是的,那个自称是玄祭父皇的寒安,将玄祭像情人一样养着。小小的玄祭,还是婴儿的玄祭,就感受到了他对待自己的不同。稍微长大的玄祭更是看到他的眼睛里闪烁着他的欲望,从未消失过的欲望。
寒安阅人无数,仅仅是小孩的玄祭在他眼中已然成长为蜕变后的娇小美人。所以,从没有关心过公主的寒安,只将所谓的‘公主’当作稳固自己地位工具的寒安,开始关心新封的公主——玄祭。
寒安的举动无疑告诉他人,他有多么疼爱玄祭,当然,他在外人面前表现出的疼爱像一个父皇,背地里却不仅如此。有幸寒日城的王后了解寒安,早早护着惹人爱的玄祭,才使她免遭侵害。
那时的玄祭已看尽政治间的黑暗,也更坚定了自己扰乱政治的心。同时,玄祭改变了自己的计划,玄祭不会让寒安轻而易举的失败,她会借他人之手,毁了他。或许寒安永远也猜不到,他疼爱的,认为是囊中之物的,看似柔弱的玄祭,却是他成败的掌控者。
离开寒安,玄祭就落在了萧尘手中。
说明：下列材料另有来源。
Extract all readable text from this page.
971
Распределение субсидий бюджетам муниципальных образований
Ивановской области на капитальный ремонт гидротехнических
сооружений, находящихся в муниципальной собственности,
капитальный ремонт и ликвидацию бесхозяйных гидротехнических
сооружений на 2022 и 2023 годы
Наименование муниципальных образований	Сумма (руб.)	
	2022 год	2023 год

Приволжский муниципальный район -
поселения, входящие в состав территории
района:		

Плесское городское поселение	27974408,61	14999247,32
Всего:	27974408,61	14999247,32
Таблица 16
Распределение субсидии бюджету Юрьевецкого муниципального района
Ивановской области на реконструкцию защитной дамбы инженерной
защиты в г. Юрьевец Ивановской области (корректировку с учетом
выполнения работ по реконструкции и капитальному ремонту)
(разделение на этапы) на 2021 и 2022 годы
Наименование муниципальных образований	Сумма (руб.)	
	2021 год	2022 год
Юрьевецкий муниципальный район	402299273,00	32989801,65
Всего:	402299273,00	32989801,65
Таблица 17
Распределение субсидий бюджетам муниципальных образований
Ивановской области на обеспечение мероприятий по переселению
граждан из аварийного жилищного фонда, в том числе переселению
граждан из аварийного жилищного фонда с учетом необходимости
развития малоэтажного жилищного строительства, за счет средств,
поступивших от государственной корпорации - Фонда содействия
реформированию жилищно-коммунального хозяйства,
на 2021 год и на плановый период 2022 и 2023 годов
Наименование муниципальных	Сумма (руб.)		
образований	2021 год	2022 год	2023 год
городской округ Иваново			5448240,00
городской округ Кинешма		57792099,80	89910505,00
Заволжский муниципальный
萧尘所做的事,算不上是个昏君,可寒安不是善茬,萧尘又岂是善类?他为了美色,为了一己私欲,为了得到玄祭,竟不顾一切的侵略,第一次不管城里哭喊的声音。
当他从寒日城的密室里找到被重重保护的玄祭,他红了眼。银白的眸子第一次泛着血红。
萧尘疯狂的挥舞着手中的剑,手起刀落,像死神一样收割着挡在玄祭面前的人的生命。当萧尘踩过成堆的尸体,拉起玄祭的手时,战士的鲜血早已将他的盔甲染的黑红,红的发亮,更黑的发亮,将他得意的面孔映的狰狞。
或许那些人都被萧尘的执着感动,但那些哭喊,还是弥漫在空气中,不断环绕,还时不时在耳边响起。
何况玄祭自知自己始终有个使命要去完成,萧尘也只是一个过客,那玄祭何必为他浪费一丝感情?
当时的玄祭就是这样想的,尽管做了萧尘的王后,玄祭还是这样想的。因为玄祭不会抛弃玄祭的使命,玄祭不会让萧尘扰到自己的计划。可现在……
萧尘的伤很快就好了。其实也只是小伤,根本不用静养,不过因为萧尘是王上的原因,被极度重视了,才闹得满城风雨。但已经两天了,萧尘的伤势早在第一天夜晚,就因为强有用的膏药而痊愈。
要不是有太多的事情需要处理,萧尘才不离开月影阁呢。如今,萧尘只能恋恋不舍的离开月影阁,回到御书房,处理堆积两日,如山的文件了。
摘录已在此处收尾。